Bob Porcaro, president, GRP Media.

“It’s a thank you to our great employees,” said Porcaro. “We do hope people come back refreshed and feel that GRP appreciates them.”

While many companies have previously given staff one or two extra PTO days around July 4, so they can have an extended weekend, giving the entire week off on top of a regular PTO allowance is far more novel. And with the seemingly relentless string of global calamities, from the pandemic, to war in Ukraine, school shootings, restrictions on women’s healthcare, soaring gas prices and a potential looming recession, being not only a continuous distraction but also zapping people’s motivation, some extra PTO couldn’t come at a better time.

Other offices also closed until July 11, including audit and accounting firm PricewaterhouseCoopers, which had a company-wide week-long July 4 shutdown, according to various out-of-office replies. Similarly, a manager at London-based accounting firm Ernst & Young commented on LinkedIn that his company has the entire July 4 week off, as well as a winter break between Christmas and New Years. Software Company Bitly also does the same, according to an employee on LinkedIn. 

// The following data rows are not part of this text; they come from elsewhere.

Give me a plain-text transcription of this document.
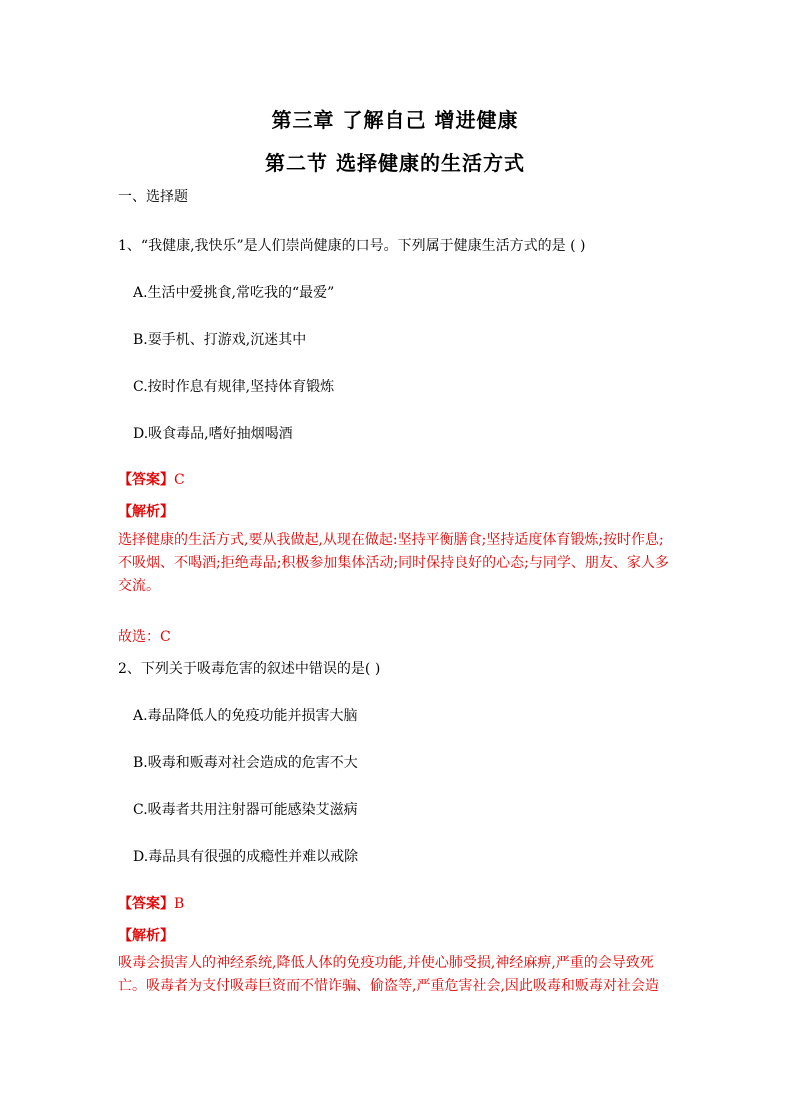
第三章 了解自己 增进健康
第二节 选择健康的生活方式
一、选择题
1、“我健康,我快乐”是人们崇尚健康的口号。下列属于健康生活方式的是 ( )
A.生活中爱挑食,常吃我的“最爱”
B.耍手机、打游戏,沉迷其中
C.按时作息有规律,坚持体育锻炼
D.吸食毒品,嗜好抽烟喝酒
【答案】C
【解析】
选择健康的生活方式,要从我做起,从现在做起:坚持平衡膳食;坚持适度体育锻炼;按时作息;
不吸烟、不喝酒;拒绝毒品;积极参加集体活动;同时保持良好的心态;与同学、朋友、家人多
交流。
故选：C
2、下列关于吸毒危害的叙述中错误的是( )
A.毒品降低人的免疫功能并损害大脑
B.吸毒和贩毒对社会造成的危害不大
C.吸毒者共用注射器可能感染艾滋病
D.毒品具有很强的成瘾性并难以戒除
【答案】B
【解析】
吸毒会损害人的神经系统,降低人体的免疫功能,并使心肺受损,神经麻痹,严重的会导致死
亡。吸毒者为支付吸毒巨资而不惜诈骗、偷盗等,严重危害社会,因此吸毒和贩毒对社会造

Medium, an online publishing company, also closed for a summer break this week. Lauren Newton, head of people at Medium, wrote a post on LinkedIn saying it is “a collective recharge.” While it’s new for the company, Newton wrote that she is eager to collect feedback once employees return.

HubSpot, a software company based in Boston, is on its third company-wide “Global Week of Rest” since it was introduced last year as a part of its plan to prevent and battle burnout. Chief people officer Katie Burke said it’s possible by having a skeleton crew online, providing advanced communication with customers and setting up additional resources. When the company announced the program to its customers, 86% of the feedback was positive.

Whether or not companies will make the week-long July 4 holiday permanent is yet to be seen. HubSpot certainly plans to make it a yearly perk. GRP Media’s Porcaro said there will be “serious conversations about repeating it,” though nothing has officially been agreed.

Other employers are inching towards a longer break, but aren’t yet all in. Advertising agency Dentsu Creative’s offices were closed on July 1 to let its employees enjoy an extended holiday. Its office has other company-wide days off, including before Memorial Day and Labor Day, for World Mental Health Day and Election Day.

“People are most likely to unplug when everyone unplugs,” said Abbey Klaassen, Dentsu Creative president of the East region. “I personally feel it when I’m off for a day and the rest of the agency is on. The emails and notifications still come. It’s much easier for people to step away and not feel the constant notifications and to be able to use that time with family and recharge.”